Work is defined as $$W=\int\vec{F}\cdot\mathrm{d}\vec{s}.\hspace{1in}(1)$$ The relationship for torque and work which states $$W=\int\vec{\tau}\cdot\mathrm{d}\vec{\theta}\hspace{1in}(2)$$
is only true if the particle experiencing the torque is at a constant distance from the axial point, i.e., rigid body rotation or circular orbits. Derivations which develop equation (2) are assuming circular motion.
That is not the case here. The meteor is getting closer to the origin (the point chosen for torque calculations). To account for the change in distance one must add a term to equation (2), $$W_r=\int\vec{F}\cdot\hat{r}\mathrm{d}r.\hspace{1in}(3)$$
Edit
For this problem the $x$ cooridinate is fixed at $X$, but $y$ is changing. So we can write $$r=\frac{X}{\cos\theta}.\hspace{1in}(4)$$
$\theta$ is the angle with respect to the horizontal ($x$-axis).

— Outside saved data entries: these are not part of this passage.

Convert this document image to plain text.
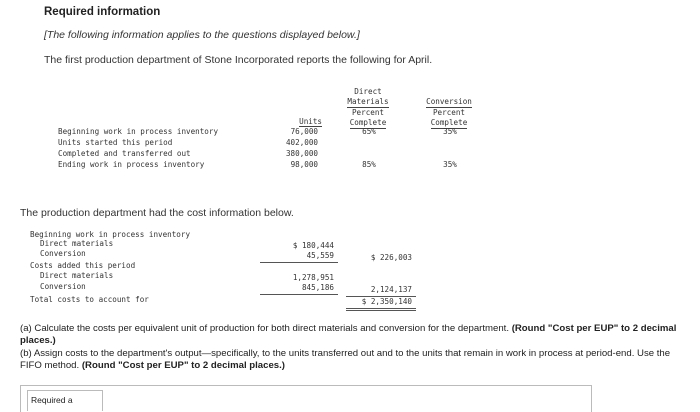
Required information
[The following information applies to the questions displayed below.]
The first production department of Stone Incorporated reports the following for April.
Direct
Materials
Percent
Complete
Conversion
Percent
Complete
Units
Beginning work in process inventory	76,000	65%	35%
Units started this period	402,000
Completed and transferred out	380,000
Ending work in process inventory	98,000	85%	35%
The production department had the cost information below.
Beginning work in process inventory
Direct materials	$ 180,444
Conversion	45,559	$ 226,003
Costs added this period
Direct materials	1,278,951
Conversion	845,186	2,124,137
Total costs to account for	$ 2,350,140
(a) Calculate the costs per equivalent unit of production for both direct materials and conversion for the department. (Round "Cost per EUP" to 2 decimal places.)
(b) Assign costs to the department's output—specifically, to the units transferred out and to the units that remain in work in process at period-end. Use the FIFO method. (Round "Cost per EUP" to 2 decimal places.)
Required a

We also note that $\vec{F}$ makes an angle $\pi/2 - \theta$ with the $\hat{r}$ so $$\vec{F}\cdot\hat{r}=F\sin\theta.\hspace{1in}(5)$$
From (4) we can determine d$r$: $$\mathrm{d}r=\frac{X\sin\theta}{\cos^2\theta}\mathrm{d}\theta.$$
Now we can put all the pieces together for (3) and integrate from $\theta_1$ to $\theta_2$ and see that (2)+(3) gives the same result as (1). I'll leave the details of the integrals to the curious person, but it does work out properly.
End Edit
If one considers elliptical planetary orbits, this makes sense: the kinetic energy of the satellite or planet or moon is increasing and decreasing which means work is being done, but the torque is zero which means equation (2) gives zero. The work being done is done by the radial component of the attractive force as the object moves toward or away from the attractive center.